The FDA issued last month a draft guidance on “Regulatory Requirements for Postmarketing Submissions to the FDA of Interactive Promotional Materials.” In other words, it’s a draft guidance on which of the materials that a company intends to use on social media and similar platforms should be filed with the FDA and how and when to do so. The draft guidance doesn’t address the FDA’s thinking on what constitutes proper or improper promotion on those platforms. That, we expect, is coming soon.
Here are some highlights. A company is responsible for promotional sites that it owns, controls, created or influences. If the company creates an interactive product web-site, it should file with the FDA not only copies of pages of the static website but also annotations describing the interactive portions. If the company places promotional material on a third-party site, it should file that promotional material with the FDA. If it has any control or influence over how the third-party displays that promotional material, it should also file surrounding pages of the third-party site to give context. Employee comments about a product, say by sales reps, should be filed with the FDA. The entire blog of paid bloggers should also be filed. The FDA should be updated if if there’s a change to a company site, by filing (and if necessary describing) only the changes. Every month, the company should file an update that lists all sites on which it remains active. It needn’t include screenshots of its participation. If the company stops participating in any of these sites, it should inform the FDA that day. There’s more. You should refer to the draft guidance itself if you want to consider all of it.
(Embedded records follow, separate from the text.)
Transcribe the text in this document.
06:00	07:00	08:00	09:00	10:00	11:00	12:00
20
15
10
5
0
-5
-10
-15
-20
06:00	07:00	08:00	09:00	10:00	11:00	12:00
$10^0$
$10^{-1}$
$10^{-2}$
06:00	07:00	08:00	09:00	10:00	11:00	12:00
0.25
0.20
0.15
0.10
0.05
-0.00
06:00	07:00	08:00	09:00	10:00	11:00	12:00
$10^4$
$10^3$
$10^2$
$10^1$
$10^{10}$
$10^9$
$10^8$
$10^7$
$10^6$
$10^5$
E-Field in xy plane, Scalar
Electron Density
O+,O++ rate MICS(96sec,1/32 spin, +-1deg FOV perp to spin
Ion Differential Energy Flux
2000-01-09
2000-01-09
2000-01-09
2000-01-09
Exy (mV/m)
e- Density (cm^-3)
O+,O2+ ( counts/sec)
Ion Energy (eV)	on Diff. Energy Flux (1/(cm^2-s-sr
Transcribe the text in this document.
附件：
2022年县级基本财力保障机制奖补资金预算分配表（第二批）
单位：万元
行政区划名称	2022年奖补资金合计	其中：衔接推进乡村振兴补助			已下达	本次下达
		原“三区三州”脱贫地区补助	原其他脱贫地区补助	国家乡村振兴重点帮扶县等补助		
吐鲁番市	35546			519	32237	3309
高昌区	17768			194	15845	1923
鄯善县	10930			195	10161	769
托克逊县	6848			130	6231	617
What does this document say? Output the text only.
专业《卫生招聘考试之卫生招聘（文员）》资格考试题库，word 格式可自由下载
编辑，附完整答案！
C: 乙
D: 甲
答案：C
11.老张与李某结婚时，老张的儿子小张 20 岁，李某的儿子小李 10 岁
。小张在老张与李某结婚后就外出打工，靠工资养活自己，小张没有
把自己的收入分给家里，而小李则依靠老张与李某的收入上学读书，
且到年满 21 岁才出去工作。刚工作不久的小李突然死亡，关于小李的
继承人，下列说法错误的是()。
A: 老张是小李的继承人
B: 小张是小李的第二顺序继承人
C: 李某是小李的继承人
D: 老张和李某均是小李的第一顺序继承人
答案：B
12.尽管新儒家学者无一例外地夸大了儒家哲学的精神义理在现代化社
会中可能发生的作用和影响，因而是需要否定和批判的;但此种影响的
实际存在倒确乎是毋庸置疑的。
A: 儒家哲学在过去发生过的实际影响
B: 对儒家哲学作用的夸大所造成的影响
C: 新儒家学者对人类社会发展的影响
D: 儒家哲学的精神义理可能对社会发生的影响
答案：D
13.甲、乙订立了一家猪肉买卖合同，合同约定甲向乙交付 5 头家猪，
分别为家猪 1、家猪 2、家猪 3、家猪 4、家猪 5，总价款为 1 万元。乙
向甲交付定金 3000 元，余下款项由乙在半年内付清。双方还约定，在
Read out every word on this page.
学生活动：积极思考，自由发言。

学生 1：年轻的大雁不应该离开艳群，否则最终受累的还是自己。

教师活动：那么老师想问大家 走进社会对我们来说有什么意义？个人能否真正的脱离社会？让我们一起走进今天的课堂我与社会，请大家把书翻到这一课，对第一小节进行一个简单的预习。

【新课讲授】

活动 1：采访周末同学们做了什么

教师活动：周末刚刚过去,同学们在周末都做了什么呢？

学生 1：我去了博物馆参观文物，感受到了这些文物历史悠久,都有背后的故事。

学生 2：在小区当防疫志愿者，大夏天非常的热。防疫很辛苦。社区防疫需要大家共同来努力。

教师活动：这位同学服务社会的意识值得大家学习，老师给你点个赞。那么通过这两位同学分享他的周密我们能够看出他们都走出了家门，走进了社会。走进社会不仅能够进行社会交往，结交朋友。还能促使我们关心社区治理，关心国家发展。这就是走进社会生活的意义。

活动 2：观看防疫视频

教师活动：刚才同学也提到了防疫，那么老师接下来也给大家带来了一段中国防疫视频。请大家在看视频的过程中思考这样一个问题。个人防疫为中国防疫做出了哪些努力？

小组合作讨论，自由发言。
What’s still missing, though, is guidance on how promotional material can be presented on social and other interactive media in a way that satisfies the FDA. There are hints. While companies are responsible for material on sites that they control, create, operate or influence, the FDA suggests that it would not hold them responsible for the content of sites for which they provided financing but over which they exercise no control or influence (e.g., via an educational grant). Also, the FDA suggests that it will not hold the company responsible for user-created comments, even on company-operated sites, if those user comments are truly independent, meaning that the company has no affiliation with the user and exerted no influence over the comment. That’s a helpful concept. But there’s a lot to be filled in.
It seems that the FDA knows that. As most of you know, over four years ago, the FDA held a two-day Public Hearing on Promotion of FDA-Regulated Medical Products Using the Internet and Social Media Tools. The FDA has since updated the webpage dedicated to that hearing, and the updates include a statement by the FDA that it has developed guidance concepts that it is committed to addressing:
FDA has obtained significant input from within and outside FDA, including testimony and comments from the Part 15 hearing on the use of Internet/social media for promotion of FDA-regulated medical products. We have developed a variety of guidance concepts including: how companies should respond to unsolicited requests for information about off-label use, issues with space limitations, fulfilling post-marketing submission requirements, accountability, use of links on the Internet, and how sponsors should correct misinformation about their products disseminated by third parties. Despite our limited resources and increasing workload, OPDP remains committed to providing guidance and clarification to industry in this area in terms of both Agency time and human resources.
(Emphasis added.) And, as we’ve blogged about before, the Director of the FDA Office of Prescription Drug Promotion, Thomas W. Abrams, has publicly stated that the development of guidance on these issues is amongst the FDA’s highest priorities.
To date, though, FDA hasn’t issued guidance on many of these issues. It issued the one we’ve discussed today, and in December 2011 it issued a draft guidance that addresses, amongst other things, unsolicited requests for off-label information through company and third-party websites.
But, as the FDA itself has admitted, there’s a lot left. And the clock is still ticking. Congress gave the FDA until July 9th of this year, which is fast approaching.